Unless we can find enough land to meet the 171 target, affordable housing waiting lists will increase significantly and more people will be forced to live in accommodation that they can't afford and which fails to meet their needs."

Deputy Hadley dismissed allegations from opponents of the new Affordable Housing Policy that the Department was overstating the need for affordable housing.

"Tell that to the hundreds of people on the waiting list for social housing, or for a partial ownership property. Combined these waiting lists currently stand at almost 500 households.

These affordable housing waiting lists fluctuate because new applicants are always being housed and new applicants are always coming forward. Despite the Guernsey Housing Association's nonstop build programme, families on low and middle incomes continue to need help.

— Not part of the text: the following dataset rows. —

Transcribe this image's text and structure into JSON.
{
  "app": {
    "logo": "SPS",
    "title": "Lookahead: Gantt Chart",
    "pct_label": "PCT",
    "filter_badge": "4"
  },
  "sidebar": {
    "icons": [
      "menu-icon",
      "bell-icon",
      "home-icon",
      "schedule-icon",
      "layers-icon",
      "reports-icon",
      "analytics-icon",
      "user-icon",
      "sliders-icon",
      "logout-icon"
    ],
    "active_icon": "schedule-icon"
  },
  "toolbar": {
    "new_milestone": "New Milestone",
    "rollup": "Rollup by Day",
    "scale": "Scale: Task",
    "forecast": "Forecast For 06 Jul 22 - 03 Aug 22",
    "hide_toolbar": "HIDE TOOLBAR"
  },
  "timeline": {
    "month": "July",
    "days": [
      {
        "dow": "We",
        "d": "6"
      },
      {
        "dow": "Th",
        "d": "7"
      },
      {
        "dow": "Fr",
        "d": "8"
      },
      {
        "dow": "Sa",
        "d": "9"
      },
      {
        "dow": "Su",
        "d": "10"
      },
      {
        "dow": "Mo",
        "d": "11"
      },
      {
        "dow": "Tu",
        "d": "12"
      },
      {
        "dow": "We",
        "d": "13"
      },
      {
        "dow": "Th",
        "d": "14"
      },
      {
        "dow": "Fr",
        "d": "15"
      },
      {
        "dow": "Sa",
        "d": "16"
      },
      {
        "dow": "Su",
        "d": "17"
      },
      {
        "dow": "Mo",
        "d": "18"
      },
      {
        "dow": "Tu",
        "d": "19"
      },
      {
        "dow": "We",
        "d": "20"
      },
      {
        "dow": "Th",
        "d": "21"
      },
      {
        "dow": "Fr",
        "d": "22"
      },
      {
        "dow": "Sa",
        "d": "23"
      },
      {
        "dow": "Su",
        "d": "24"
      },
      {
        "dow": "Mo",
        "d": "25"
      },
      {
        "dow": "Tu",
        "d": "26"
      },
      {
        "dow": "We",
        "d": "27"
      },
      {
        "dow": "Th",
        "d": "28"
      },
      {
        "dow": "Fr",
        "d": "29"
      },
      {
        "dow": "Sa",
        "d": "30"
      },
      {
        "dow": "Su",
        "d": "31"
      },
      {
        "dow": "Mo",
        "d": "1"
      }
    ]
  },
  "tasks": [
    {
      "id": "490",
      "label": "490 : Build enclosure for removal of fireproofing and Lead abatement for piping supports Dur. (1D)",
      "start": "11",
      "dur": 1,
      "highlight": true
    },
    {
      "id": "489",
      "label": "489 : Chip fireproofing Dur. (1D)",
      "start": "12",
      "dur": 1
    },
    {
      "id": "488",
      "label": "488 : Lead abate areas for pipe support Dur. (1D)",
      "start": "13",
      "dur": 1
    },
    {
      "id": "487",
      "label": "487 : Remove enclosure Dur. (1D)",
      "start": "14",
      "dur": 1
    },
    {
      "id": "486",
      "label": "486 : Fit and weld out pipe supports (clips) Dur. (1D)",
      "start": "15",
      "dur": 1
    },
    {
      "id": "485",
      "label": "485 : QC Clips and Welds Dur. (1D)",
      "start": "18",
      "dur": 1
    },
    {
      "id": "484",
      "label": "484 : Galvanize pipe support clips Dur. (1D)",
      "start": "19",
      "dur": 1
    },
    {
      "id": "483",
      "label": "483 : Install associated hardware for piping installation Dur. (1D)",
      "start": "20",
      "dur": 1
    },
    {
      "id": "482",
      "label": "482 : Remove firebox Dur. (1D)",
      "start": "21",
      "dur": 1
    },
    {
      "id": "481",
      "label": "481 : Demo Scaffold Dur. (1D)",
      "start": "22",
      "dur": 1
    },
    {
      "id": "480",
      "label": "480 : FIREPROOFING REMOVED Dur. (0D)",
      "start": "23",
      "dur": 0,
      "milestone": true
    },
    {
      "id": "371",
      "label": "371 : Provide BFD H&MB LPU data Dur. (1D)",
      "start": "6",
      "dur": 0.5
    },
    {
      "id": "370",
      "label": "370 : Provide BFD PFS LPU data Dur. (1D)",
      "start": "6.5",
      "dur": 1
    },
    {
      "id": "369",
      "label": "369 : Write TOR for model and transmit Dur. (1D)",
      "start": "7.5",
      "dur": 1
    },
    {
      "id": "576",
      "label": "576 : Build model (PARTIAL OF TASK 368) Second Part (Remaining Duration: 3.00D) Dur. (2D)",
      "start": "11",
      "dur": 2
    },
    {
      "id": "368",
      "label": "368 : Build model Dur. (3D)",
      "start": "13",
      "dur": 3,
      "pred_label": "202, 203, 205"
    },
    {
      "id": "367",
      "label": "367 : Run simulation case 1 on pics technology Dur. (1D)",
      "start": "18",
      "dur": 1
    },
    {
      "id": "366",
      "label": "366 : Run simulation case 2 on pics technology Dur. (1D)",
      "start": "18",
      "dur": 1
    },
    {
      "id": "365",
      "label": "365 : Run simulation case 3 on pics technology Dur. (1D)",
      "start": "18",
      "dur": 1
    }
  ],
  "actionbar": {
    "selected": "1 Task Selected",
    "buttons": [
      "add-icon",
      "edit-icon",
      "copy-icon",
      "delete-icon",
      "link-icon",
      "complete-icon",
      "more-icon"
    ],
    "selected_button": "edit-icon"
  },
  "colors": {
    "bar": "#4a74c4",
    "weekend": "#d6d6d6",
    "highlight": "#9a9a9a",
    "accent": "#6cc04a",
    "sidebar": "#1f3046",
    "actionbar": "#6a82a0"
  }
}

"It's not as straightforward as saying that the affordable housing waiting list has 500 households on it, therefore we need to build 500 units and the problem's solved. Need continually evolves, which is exactly why we commission regular Housing Needs Studies - to see what's round the corner."

 -ENDS-

Further information

The 2011 Housing Needs Study was made public in 2012 and is attached to the Housing Department's policy letter which will be debated later this month.  Available here.

In the context of this Policy Letter, 'Affordable Housing' is defined as social rented housing, partial ownership housing or any other housing scheme reliant on some form of subsidy to assist persons unable to afford to rent or purchase outright in the general housing market.